MAPI Virtual Directory Bug in Exchange 2016 CU2

Wednesday, June 29, 2016
I discovered a bug in Exchange 2016 CU2 where if you change the MAPI virtual directory URLs using the Exchange Admin Center (EAC), it clears all forms of authentication from the MAPI virtual directory. This will cause all Outlook clients to constantly prompt for credentials because there are no ways for Outlook to authenticate.

All authentication methods are disabled

The default IISAuthenticationMethods for the MAPI virtual directory are NTLM, Negotiate, and OAUTH.

Steps to reproduce the issue:
  • Double-click the MAPI virtual directory from the Exchange Admin Center to confirm that authentication is set to NTLM and Negotiate.
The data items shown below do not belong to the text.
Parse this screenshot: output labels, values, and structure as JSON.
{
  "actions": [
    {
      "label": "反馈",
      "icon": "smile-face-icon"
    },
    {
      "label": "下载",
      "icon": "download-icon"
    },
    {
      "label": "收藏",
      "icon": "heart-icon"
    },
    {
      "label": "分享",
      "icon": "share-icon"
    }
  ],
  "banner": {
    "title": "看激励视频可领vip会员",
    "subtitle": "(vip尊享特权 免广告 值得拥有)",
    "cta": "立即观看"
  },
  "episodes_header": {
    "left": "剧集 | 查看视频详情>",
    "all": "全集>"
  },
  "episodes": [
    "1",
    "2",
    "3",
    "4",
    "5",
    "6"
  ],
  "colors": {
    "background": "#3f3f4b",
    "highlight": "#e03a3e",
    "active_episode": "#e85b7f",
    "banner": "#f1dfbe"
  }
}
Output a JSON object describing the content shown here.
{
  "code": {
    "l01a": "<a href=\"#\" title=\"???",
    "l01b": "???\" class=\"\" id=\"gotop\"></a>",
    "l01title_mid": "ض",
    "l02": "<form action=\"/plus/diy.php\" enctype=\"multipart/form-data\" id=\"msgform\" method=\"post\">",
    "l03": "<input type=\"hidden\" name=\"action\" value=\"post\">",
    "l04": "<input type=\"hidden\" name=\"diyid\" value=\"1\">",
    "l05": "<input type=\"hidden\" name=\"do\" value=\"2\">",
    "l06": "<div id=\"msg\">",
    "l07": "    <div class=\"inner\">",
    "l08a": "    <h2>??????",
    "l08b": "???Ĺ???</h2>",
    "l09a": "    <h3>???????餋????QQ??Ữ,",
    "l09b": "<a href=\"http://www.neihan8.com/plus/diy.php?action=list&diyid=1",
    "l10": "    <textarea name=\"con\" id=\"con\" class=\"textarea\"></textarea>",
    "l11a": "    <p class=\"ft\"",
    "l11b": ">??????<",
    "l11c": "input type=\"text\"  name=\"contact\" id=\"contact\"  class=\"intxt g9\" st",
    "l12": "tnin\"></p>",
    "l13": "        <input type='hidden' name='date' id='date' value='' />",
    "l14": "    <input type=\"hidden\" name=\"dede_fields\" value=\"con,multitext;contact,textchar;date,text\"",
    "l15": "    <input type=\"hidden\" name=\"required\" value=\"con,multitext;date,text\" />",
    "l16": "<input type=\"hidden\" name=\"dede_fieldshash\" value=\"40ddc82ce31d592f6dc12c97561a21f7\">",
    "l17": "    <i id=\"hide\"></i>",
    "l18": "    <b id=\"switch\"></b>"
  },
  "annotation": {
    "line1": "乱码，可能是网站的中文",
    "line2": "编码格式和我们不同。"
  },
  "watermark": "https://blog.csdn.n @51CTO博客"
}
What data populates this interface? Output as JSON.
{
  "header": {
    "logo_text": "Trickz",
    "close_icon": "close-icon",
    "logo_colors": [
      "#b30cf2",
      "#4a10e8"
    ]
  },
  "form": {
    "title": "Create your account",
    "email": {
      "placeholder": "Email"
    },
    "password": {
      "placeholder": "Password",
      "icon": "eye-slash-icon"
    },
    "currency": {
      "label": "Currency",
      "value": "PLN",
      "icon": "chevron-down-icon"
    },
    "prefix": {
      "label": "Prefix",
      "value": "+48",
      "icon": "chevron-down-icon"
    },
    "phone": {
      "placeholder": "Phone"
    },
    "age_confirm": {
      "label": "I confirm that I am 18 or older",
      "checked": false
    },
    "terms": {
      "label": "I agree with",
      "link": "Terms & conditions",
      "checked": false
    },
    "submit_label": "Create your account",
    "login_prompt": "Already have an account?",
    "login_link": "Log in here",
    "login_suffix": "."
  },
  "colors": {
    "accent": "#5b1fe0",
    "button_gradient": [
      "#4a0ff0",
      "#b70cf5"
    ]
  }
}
Note that OAUTH is not shown as an authentication method in EAC. Click Cancel to close the dialog box.
  • Double-click the MAPI virtual directory and change the internal and/or external URL and click Save.
    • Observing the command console, the cmdlet executed is: Set-MapiVirtualDirectory -ExternalUrl '' -IISAuthenticationMethods @() -Identity 'fe29d135-6f9c-4191-a68e-b028d94bd7ff'
  • If you examine the authentication settings before you click Save, the authentication settings will be written as NTLM and Negotiate (missing OAUTH).
    • Observing the command console, the cmdlet executed is: Set-MapiVirtualDirectory -ExternalUrl '' -IISAuthenticationMethods @(Ntlm,Negotiate) -Identity 'fe29d135-6f9c-4191-a68e-b028d94bd7ff'

This bug affects both Exchange 2013 and Exchange 2016 MAPI virtual directories configured using the Exchange 2016 CU2 EAC. Note that the MAPI virtual directory was not exposed in the EAC until Exchange 2016 RTM, so you won't see it in the Exchange 2013 EAC.

If you change the URLs via the Exchange Management Shell (without using the -IISAuthenticationMethods parameter) the URLs are updated without affecting the authentication methods.

To set the authentication methods for all MAPI virtual directories back to their defaults, run the following cmdlet from EMS:
Get-MapiVirtualDirectory | Set-MapiVirtualDirectory -IISAuthenticationMethods @(Ntlm,Negotiate,OAuth)
All MAPI virtual directories set back to default authentication methods

I reported this bug on Connect and Microsoft confirmed this is an issue with Exchange Server 2016 CU2.